Bir başka örnek olarak New York şehrinde gerçekleştirilen “ Don’t Flush Me” girişimini ele alabiliriz. Şehir sakinleri akıllı telefonlarındaki geliştirilmiş uygulamalar ve kendi yaptıkları sensörleri kullanarak olası su baskınlarına karşı önlem alabilmektedir. Şehirdeki kanalizasyon sistemi her yıl yoğun yağışlarda 27 milyar galon suyu limana dökmektedir. Limanda ve şehirde bulunan sensörler, su seviyesini ölçerek kullanıcılara bilgi vermekte ve tüketiciler de bu değerlere göre su kullanımlarını belirleyebilmektedir.9
Endüstriyel
Üretim faaliyetlerine geldiğimizde daha çok orta ve büyük ölçekli kuruluşların tercih edeceği sistemlere rastlanmaktadır. Örnek olarak tarım sektöründeki üretimi ve kaliteyi maksimize etmek amacıyla, tarlalara gerçek zamanlı sensörler yerleştirilmiştir. Bu sensörler sayesinde toprağın nem oranı izlenmiş, hangi hasadın ne zaman ilaçlandığı ve ne zaman sulandığı gibi bilgiler, gerek mobil cihazlardan gerek internet üzerinden anlık takip edebilebilmiştir. Ayrıca hasat ya da ilaçlama sırasında kullanılan tarım aracına yerleştirilen GPS’ler, aynı yerden tekrar geçmemek, süreyi etkin kullanmak ve yakıt tasarrufu gibi kazanımlar sağlamıştır.10
Çevre
Nesnelerin interneti teknolojisinin en geniş kitleye ulaştığı sektör çevre sektörüdür. Özellikle çevre kirliliği ve sürdürülebilir enerji alanlarında bu teknolojinin yaygınlaştırılması amaçlanmaktadır. Örneğin; “Air Quality Egg” olarak adlandırılan sensörler, iç ve dış olmak üzere iki farklı ölçüm yeteneğine sahiptir. Bunlar, bulundukları ortamdaki azot ve karbonmonoksit değerlerini analiz edip anlık olarak aktaran bir sisteme sahiptir. Ayrıca bu hava kalitesi sensörüyle toplanan verileri üreticinin web sitesinde bulunan haritaya ekleyerek diğer kullanıcılarla paylaşmak ve herhangi bir lokasyondaki hava kalitesini anlık olarak izlemek mümkün olmuştur.11
Bir başka örnek olarak ise şehirlerin ışık kirliği haritası gösterilebilir. Hemen hemen her şehre yerleştirilen ve SQM (Sky Quality Meter) olarak adlandırılan bu sensörler sayesinde, belirli bölgedeki gece gökyüzü fonunun ve yıldızların parlaklığı ile nüfus yoğunluklarına göre gökyüzünün ışık kalitesini kullanıcılarla paylaşan bir web sitesi oluşturulmuştur. Bu site sayesinde amatör gökbilimciler gökyüzü olaylarını daha az ışık olan yerlerden gözlemleme imkanı bulabilmiştir. Kullanıcılar platforma kendilerine ait sensörleri entegre ederek bilgi paylaşımında bulunabilmişlerdir.12
HEDEF KİTLE VE BÜYÜKLÜK
2003 yılında yaklaşık olarak dünya nüfüsu 6.3 milyar civarındaydı ve 500 milyon cihaz internetle etkileşim içerisindeydi.13 Dünya nüfusunun internete bağlı cihazlara bölünmesiyle kişi başına 0.08 cihaz düştüğü gözlemlenmektedir.

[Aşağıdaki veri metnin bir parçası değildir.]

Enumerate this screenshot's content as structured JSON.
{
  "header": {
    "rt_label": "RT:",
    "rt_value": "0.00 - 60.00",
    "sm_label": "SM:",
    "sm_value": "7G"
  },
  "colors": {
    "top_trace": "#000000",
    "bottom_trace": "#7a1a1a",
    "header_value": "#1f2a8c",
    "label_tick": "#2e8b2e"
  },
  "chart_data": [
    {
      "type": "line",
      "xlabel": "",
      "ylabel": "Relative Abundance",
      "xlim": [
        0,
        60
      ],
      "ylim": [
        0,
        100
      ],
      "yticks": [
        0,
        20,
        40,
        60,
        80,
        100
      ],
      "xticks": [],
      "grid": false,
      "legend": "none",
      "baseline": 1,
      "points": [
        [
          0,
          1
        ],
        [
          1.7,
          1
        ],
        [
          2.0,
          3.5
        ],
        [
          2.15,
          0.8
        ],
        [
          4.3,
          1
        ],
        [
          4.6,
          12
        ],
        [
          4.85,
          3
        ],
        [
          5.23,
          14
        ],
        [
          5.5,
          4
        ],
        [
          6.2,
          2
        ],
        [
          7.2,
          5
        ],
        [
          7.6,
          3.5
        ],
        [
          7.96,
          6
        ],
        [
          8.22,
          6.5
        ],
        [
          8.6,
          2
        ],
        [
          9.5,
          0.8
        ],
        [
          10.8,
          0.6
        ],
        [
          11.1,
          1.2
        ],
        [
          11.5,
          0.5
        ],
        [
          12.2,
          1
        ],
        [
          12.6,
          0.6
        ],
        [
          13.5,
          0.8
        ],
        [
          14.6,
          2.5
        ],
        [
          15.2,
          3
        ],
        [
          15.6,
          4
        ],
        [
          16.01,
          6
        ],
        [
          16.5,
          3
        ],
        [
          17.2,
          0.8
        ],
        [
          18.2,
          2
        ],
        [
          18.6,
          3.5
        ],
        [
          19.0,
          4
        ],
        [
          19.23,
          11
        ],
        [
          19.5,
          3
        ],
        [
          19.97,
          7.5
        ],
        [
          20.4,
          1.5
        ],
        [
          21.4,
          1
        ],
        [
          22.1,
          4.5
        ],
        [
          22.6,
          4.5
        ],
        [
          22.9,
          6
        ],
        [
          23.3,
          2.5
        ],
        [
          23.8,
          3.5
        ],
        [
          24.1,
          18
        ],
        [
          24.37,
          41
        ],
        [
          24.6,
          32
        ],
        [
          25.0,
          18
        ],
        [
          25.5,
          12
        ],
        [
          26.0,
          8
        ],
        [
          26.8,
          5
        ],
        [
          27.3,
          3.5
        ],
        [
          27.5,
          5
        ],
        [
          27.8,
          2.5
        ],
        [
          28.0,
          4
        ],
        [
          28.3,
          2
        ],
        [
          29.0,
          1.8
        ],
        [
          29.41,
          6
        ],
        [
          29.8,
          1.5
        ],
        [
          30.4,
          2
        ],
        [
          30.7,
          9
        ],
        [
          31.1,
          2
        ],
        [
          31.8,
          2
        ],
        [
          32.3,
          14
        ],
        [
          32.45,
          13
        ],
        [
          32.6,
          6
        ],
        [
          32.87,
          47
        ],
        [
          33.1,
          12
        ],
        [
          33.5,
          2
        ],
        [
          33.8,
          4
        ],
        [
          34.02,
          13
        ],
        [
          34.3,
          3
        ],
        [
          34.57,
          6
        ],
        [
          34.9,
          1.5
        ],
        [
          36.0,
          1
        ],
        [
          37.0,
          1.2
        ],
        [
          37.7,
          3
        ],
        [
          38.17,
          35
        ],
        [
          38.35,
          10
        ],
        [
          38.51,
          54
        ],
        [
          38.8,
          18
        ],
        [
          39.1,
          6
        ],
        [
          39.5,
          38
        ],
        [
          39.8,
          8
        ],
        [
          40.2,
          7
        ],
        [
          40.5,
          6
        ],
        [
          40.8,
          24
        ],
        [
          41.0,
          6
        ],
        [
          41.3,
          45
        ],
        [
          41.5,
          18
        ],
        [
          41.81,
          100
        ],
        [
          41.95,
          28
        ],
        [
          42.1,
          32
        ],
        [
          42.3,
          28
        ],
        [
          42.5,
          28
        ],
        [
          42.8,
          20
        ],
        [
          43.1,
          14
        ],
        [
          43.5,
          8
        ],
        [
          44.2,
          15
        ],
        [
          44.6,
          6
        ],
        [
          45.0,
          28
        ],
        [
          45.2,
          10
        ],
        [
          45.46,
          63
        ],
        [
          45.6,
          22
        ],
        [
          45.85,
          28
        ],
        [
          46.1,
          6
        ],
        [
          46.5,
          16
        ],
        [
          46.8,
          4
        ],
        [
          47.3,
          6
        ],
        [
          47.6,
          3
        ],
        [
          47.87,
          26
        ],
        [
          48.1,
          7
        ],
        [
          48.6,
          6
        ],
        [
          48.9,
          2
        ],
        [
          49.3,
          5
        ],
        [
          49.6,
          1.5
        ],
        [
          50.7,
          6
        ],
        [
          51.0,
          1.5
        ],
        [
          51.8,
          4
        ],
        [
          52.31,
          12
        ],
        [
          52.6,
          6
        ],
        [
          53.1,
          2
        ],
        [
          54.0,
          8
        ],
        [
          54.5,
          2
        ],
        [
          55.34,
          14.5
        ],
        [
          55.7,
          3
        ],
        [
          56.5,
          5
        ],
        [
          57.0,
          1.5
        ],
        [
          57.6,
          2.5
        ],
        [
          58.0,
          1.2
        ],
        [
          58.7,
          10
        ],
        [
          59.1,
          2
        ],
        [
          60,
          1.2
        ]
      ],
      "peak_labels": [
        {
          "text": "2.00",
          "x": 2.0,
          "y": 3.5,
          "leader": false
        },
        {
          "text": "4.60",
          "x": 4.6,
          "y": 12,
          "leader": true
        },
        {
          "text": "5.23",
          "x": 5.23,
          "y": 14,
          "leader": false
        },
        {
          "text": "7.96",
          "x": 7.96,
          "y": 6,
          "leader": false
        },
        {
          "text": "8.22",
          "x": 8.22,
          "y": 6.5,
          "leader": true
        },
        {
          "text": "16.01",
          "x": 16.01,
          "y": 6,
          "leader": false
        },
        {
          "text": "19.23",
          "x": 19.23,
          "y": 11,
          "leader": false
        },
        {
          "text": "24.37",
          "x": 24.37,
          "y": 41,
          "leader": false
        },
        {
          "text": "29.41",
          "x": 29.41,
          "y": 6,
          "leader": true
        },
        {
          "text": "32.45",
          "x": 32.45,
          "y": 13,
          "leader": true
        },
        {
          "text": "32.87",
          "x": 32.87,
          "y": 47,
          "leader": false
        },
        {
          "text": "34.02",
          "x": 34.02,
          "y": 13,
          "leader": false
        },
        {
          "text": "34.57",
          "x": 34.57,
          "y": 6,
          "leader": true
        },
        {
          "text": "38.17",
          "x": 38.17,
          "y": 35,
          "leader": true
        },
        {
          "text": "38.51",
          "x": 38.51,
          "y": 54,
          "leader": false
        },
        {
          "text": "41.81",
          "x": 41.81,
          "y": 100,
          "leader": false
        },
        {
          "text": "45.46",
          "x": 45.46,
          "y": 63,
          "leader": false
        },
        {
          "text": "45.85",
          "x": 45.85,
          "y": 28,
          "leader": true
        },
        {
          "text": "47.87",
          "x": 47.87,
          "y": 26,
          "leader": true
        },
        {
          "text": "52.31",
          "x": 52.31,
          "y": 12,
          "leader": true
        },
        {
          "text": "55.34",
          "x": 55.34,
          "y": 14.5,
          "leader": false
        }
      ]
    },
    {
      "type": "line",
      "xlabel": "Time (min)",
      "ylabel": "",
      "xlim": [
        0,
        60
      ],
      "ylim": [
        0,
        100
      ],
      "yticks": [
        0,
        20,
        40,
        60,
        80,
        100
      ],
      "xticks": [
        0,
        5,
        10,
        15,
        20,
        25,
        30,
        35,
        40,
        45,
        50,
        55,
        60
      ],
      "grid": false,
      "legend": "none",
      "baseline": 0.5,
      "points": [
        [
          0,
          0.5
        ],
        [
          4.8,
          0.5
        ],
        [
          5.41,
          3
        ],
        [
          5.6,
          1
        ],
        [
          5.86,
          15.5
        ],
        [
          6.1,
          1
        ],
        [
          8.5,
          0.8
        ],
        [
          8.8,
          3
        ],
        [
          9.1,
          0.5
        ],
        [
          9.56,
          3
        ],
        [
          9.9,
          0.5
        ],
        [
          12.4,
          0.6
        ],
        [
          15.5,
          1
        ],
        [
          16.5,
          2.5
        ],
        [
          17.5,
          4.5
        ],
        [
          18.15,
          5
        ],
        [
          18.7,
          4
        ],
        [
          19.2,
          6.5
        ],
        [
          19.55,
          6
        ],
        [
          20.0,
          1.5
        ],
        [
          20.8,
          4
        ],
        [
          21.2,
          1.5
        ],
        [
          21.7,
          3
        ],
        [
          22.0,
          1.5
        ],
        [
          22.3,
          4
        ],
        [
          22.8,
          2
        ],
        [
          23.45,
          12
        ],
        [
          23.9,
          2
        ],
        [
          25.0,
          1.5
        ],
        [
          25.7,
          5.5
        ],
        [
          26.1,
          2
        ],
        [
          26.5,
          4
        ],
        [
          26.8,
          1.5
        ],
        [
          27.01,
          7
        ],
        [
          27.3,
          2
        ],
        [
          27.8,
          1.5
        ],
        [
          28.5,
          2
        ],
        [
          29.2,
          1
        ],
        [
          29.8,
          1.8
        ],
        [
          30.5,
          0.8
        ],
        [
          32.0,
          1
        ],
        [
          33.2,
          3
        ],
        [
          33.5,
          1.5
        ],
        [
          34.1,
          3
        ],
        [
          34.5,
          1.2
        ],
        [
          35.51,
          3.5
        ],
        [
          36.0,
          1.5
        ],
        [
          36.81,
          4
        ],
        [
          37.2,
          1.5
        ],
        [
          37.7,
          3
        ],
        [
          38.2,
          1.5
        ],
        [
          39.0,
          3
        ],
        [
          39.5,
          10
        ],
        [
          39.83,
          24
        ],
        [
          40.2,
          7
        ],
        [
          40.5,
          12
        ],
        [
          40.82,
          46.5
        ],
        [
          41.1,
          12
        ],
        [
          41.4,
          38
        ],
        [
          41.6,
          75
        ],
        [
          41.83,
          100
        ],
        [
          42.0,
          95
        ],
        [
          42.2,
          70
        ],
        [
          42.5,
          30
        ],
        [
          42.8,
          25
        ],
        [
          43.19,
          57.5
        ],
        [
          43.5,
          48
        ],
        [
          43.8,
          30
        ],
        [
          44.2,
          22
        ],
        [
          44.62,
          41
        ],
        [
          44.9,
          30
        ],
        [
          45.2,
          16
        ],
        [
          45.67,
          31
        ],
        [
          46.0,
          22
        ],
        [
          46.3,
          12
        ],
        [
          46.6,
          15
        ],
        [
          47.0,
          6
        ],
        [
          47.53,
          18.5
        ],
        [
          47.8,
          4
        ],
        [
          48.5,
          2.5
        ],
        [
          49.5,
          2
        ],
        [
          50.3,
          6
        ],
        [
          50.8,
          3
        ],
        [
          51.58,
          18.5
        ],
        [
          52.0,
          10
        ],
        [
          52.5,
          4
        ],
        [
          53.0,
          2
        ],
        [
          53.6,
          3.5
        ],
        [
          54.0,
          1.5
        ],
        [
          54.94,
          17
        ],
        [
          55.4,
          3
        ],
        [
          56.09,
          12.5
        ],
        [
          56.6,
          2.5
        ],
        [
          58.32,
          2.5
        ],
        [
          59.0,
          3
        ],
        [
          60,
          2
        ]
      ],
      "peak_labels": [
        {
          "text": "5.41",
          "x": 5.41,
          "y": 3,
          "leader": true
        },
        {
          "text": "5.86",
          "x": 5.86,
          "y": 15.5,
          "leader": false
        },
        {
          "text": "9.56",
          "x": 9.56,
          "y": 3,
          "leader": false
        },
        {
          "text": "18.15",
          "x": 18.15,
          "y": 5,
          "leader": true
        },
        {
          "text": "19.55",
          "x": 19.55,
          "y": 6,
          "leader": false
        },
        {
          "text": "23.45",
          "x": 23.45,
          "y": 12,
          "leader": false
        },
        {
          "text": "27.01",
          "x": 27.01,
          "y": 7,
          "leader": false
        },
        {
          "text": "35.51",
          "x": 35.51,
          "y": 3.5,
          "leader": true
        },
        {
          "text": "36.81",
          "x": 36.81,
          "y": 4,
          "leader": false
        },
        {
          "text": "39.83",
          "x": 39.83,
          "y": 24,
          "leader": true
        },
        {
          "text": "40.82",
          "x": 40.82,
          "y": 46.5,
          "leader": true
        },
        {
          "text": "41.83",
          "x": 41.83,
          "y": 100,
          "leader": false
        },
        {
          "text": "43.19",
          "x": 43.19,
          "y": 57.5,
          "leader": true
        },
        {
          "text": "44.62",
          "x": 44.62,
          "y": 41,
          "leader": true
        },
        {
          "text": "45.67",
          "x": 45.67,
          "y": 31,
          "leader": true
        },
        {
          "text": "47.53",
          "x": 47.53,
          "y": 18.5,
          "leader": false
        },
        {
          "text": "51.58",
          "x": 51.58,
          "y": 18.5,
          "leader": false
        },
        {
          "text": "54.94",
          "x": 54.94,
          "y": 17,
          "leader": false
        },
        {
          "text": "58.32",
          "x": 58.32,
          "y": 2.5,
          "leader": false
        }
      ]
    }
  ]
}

Akıllı telefonların, tabletlerin ve bilgisayarların üretimindeki ve tükeminindeki çılgın artış, 2010 yılında internete bağlı cihaz sayısını 12,5 milyar seviyesine ulaştırdı. Dünya nüfüsunun 6,8 milyara ulaşmasıyla kişi başına düşen cihaz sayısı 1den daha fazla olacak.14 (tam olarak 1.84)
Bu tabloda kişi başına düşen cihaz sayısı düşük gözükmektedir. Hesaplama yapılırken tüm dünya nüfüsunun baz alınmasıdır. Dolayısıyla henüz internetle tanışmamış olan coğrafyalar ve topluluklar bu sayının sapmasına yol açmaktadır. Başka bir hesapla, 2010 yılında yaklaşık olarak internet kullanıcısı sayısı 2 milyardı ve bu rakamı kullandığımızda ise kişi başına düşen cihaz sayısı 6.25’e yükselmektedir.15
1990’lı yıllarda internete bağlı bilgisayar sayısı 1 milyar iken, bu sayı 2000’li yıllarda mobil cihazların da yaygınlaşmasıyla 2 milyar kullanıcıya ulaşmıştır. Bu sayının ise günümüzde 6 milyara doğru yükseldiği tahmin ediliyor. Bu rakamlara gelişmekte olan giyilebilir teknolojiler, akıllı saatler, otomobiller ve endüstriyel ekipmanlar da dahil edildiğinde, 2020 yılında internete bağlı nesnelerin sayısı 28 milyara ulaşacağı öngörülüyor.16
SONUÇ
Günümüzde birçok başarılı firma, stratejik kararlarını ve gelecek ile ilgili planlarını üretim verilerine anında ulaşarak gerçekleştirmektedir. Bu da Nesnelerin interneti kavramıyla olabilecek bir tanımdır.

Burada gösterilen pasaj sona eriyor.